Her insan farklı bir şekilde imtihan
ediliyor. Kimi canıyla kimi malıyla kimi evladıyla velhasıl herkesin imtihanı
çok farklı olabiliyor. Çile yeri olduğu için kimsenin çok fazla rahatı
olmayabiliyor. Nice güzel insanlar tanıdık başlarına öyle bir şeyler geldi ki
dayanılacak gibi değildi, onlar bu imtihan sürecinde dik durmayı becerdi.
“Yalnız sana kulluk eder ve yalnız senden yardım dileriz” dediler.

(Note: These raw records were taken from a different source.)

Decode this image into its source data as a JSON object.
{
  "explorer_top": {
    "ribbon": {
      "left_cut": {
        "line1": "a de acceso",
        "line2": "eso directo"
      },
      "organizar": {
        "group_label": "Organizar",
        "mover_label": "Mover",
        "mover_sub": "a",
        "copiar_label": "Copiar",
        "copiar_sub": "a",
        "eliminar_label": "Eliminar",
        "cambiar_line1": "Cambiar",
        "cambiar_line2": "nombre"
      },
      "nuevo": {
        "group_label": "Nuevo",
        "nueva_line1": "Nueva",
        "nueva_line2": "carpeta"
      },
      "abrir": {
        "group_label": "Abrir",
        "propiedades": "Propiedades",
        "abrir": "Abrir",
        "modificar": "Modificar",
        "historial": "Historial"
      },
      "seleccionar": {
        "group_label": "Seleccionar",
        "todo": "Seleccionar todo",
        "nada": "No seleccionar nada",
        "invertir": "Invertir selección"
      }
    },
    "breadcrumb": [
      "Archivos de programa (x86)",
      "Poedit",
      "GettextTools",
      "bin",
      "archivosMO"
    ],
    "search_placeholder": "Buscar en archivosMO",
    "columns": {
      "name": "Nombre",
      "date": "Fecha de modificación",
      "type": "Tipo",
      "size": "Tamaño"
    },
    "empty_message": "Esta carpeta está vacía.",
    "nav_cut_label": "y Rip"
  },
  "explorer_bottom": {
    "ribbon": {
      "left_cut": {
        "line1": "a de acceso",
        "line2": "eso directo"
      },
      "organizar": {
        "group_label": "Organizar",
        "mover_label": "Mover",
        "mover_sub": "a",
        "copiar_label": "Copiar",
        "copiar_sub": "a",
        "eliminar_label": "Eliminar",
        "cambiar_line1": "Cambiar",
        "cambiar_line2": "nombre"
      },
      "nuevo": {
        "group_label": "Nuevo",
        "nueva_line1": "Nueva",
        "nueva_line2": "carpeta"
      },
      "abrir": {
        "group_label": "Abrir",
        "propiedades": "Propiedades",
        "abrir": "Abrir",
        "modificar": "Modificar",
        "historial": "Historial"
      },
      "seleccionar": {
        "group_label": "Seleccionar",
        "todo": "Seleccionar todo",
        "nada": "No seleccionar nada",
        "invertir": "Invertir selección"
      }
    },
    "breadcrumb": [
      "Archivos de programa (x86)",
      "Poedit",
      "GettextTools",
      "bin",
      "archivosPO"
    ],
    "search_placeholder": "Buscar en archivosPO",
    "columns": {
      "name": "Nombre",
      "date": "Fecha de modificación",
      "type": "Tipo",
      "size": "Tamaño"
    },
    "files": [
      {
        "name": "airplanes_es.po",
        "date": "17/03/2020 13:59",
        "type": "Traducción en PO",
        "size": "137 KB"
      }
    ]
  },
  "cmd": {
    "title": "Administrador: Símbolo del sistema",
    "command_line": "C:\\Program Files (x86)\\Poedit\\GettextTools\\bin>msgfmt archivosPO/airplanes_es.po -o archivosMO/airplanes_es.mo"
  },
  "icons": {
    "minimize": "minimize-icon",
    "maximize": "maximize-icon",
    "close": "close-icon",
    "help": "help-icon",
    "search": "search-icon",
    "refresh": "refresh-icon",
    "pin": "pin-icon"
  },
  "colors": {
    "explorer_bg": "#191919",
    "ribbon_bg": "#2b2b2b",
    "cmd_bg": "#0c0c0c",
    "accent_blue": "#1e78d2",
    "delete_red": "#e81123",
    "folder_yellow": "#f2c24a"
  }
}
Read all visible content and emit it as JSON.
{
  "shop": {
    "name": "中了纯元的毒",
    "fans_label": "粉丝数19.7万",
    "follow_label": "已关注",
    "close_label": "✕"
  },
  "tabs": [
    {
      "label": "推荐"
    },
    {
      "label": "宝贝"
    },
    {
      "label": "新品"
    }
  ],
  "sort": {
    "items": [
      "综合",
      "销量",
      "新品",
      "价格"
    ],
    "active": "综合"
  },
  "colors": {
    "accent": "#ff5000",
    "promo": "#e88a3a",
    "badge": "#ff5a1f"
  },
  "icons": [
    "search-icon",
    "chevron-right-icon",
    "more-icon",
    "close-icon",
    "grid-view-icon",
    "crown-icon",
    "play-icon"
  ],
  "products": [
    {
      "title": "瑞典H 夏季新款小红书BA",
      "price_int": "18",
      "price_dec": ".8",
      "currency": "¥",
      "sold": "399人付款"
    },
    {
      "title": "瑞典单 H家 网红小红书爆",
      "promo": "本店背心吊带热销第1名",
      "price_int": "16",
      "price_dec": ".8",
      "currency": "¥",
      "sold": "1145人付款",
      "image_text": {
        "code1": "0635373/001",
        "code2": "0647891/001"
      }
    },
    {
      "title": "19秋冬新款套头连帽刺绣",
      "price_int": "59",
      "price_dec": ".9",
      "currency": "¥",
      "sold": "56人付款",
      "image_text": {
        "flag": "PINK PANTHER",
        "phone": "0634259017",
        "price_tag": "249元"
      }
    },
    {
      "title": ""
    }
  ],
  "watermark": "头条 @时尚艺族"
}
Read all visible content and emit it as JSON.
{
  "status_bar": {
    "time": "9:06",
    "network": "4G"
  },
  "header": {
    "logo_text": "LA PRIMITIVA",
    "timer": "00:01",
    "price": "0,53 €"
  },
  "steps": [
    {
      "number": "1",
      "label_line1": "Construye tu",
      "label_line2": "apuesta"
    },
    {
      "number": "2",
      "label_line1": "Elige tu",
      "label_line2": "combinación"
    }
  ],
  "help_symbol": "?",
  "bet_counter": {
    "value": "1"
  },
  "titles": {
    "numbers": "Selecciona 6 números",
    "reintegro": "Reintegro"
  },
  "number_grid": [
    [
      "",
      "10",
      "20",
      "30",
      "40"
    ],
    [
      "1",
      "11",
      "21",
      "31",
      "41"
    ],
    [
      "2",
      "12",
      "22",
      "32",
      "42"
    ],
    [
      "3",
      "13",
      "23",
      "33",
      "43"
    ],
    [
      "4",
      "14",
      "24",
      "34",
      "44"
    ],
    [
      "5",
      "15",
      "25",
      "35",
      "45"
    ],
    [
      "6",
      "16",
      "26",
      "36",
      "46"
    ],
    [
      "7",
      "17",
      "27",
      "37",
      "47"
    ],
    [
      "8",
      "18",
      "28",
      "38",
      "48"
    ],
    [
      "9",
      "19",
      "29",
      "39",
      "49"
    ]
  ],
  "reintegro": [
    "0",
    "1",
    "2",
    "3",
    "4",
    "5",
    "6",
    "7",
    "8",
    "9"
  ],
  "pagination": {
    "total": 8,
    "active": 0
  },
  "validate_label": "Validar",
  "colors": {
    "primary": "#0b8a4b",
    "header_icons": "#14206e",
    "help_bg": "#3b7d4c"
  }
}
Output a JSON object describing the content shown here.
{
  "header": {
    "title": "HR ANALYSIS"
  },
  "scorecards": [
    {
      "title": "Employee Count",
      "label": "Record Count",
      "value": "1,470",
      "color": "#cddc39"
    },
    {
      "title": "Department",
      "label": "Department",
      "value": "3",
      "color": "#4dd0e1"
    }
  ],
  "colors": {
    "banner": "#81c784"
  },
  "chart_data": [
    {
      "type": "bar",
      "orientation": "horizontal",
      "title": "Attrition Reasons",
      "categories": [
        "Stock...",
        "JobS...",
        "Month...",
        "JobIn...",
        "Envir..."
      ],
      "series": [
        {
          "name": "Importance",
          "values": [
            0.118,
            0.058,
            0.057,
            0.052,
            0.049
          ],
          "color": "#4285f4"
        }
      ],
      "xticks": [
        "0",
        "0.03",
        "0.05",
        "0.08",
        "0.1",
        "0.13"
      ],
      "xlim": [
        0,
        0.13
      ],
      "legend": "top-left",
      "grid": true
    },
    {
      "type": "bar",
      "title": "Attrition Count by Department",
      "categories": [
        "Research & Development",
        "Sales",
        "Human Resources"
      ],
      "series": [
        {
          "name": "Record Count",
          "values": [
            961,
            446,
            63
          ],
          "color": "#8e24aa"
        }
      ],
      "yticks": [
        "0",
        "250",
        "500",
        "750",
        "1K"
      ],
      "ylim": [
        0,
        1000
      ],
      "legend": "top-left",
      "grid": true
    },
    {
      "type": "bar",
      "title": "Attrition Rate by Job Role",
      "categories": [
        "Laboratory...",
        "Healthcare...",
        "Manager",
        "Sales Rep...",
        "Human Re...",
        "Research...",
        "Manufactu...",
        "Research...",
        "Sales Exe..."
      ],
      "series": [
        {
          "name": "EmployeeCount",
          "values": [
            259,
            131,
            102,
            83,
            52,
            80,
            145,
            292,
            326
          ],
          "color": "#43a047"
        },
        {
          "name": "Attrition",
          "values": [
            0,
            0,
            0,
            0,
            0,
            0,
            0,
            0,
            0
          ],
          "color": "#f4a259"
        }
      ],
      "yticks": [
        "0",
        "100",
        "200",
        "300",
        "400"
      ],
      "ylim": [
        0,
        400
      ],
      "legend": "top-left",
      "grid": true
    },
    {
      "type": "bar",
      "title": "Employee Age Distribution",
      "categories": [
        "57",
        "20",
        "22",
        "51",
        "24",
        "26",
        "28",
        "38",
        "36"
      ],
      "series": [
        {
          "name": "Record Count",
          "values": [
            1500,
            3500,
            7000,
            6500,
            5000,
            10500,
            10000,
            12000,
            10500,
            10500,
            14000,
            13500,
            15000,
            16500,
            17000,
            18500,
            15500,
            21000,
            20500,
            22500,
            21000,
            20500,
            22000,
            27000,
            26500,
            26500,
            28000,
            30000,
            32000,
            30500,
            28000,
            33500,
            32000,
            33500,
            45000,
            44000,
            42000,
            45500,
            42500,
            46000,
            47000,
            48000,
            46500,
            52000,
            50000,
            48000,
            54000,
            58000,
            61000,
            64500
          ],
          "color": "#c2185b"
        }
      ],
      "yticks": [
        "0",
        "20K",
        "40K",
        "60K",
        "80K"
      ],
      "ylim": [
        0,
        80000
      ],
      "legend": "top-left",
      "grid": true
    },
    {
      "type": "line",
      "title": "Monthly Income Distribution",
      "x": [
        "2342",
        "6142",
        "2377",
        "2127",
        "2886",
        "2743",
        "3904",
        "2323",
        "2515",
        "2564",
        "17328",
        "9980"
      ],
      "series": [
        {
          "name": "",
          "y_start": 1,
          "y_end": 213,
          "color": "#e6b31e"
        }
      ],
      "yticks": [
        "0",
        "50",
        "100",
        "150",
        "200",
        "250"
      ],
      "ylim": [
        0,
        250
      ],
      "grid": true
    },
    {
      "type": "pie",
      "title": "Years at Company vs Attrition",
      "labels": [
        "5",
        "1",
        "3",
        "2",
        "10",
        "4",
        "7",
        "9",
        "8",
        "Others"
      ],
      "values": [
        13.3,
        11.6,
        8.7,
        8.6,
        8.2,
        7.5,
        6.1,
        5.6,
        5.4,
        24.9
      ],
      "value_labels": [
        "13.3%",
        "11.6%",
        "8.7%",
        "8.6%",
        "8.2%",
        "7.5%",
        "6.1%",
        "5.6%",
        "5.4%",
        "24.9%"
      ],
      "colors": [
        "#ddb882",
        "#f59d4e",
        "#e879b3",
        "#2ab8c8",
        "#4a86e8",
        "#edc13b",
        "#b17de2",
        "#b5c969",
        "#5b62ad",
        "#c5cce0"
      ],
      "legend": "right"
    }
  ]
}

Bütün değerli ve inançlı insanlar tarih
boyunca böyle bir düşünceyi taşımış bu düşünce ekseninde davranış
geliştirmişlerdir. Ona inanmak, ona boyun eğmek ondan başkasına bakmamak ne
kadar güzel ve ne kadar değerli bir bakıştır. Hayatın her alanında insanın
rabbini düşünerek hareket etmesi, sosyolojik anlamda kendine bakması, çok önemli
bir bakıştır.
Bu tür insanlar, niye bu ev almış niye bu
araba almış niye bunun şuyu var buyu var demediler. Başkasına baktıklarında hep
ilahi bir nazarla baktılar. Kendinden daha iyileri hep örnek aldılar, kendinden
kötülere bakıp hep hallerine şükür ettiler. Kötülerin kötülüklerine de hep
Allah ıslah etsin dediler. Bu muazzam bir cömertlik değil mi? Hangi felsefede
hangi psikolojide hangi sosyolojide hangi mantıkta böyle bir bakış var.
Bugünkü muhabbetlere baktığımızda kimse
kimseyi beğeniyor mu? Kimse rakip partiyi beğenmiyor kimse rakip takımın golünü
hazmedemiyor. Kimse kendinden olmayanı kabullenemiyor. Kendinden iyi olanı
örnek almak yerine sadece kendisine benzemeyi arzuluyor. Gelinen noktada temel
felsefe “Bunlara Allah’ın suyunu vermeyeceğiz.” Ne acı bir tablo değil mi? Bu
bakış hüseyni bir bakış değil zalimce bir bakıştır. Aslında asıl hedeflenen de
söylemde, bakışta gizlidir.
Rabbimizin bunca nimetlerini hem düşünmek
hem de kendisinden bir başkasına vermemek ne kadar sakat bir bakış açısıdır.
Bir üzüm bağı verilmiş bir salkım üzümü sakınmak, kimseye layık görmemek ne
kadar üzücü bir durum. Nasıl düşünürsen nasıl bakarsan öyle görürsün.
Bizim lugatımızda olumsuzluk olmamalı.
Biz her şeye rağmen ümit var olup O’nun rızasını kazanmak zorundayız. Dünyanın
bütün süsüne karşın benim hayatım, ölümüm her şeyim âlemlerin rabbi için
olmalıdır, diyebilmeliyiz. Her şeyi yoktan var eden bütün âleme rızkını veren
bir gücü unutup başka güçlerin peşinden koşmak ahiretimizi unutup hep
dünyevileşmek doğru bir yaklaşım olmasa gerek.
Bu konuda çok hata yapıyoruz. Bu konudaki
kazanımlarımızın çok önemli olduğunu düşünüyoruz inanın ki yanılıyoruz. Bütün
mesele Allah’a kul olmaktır. İlk ezberlediğim ayet bununla ilgiliydi. Hocam
bana zariyat elli altıncı ayeti ezberletmişti. “Ben cinleri ve insanları ancak
bana kulluk etsinler diye yarattım.” Ondan sonra saatlerce kitap okumalar,
felsefe, sosyoloji, psikoloji, mantık yıllarca uğraş uğraş böyle bak, şöyle
bak, niye böyle niye şöyleler. Anladım ki her sonuç bir başlangıçtır. Bütün
mesele, bütün bakış hocamın bana ilk ezberlettiği ayetteymiş.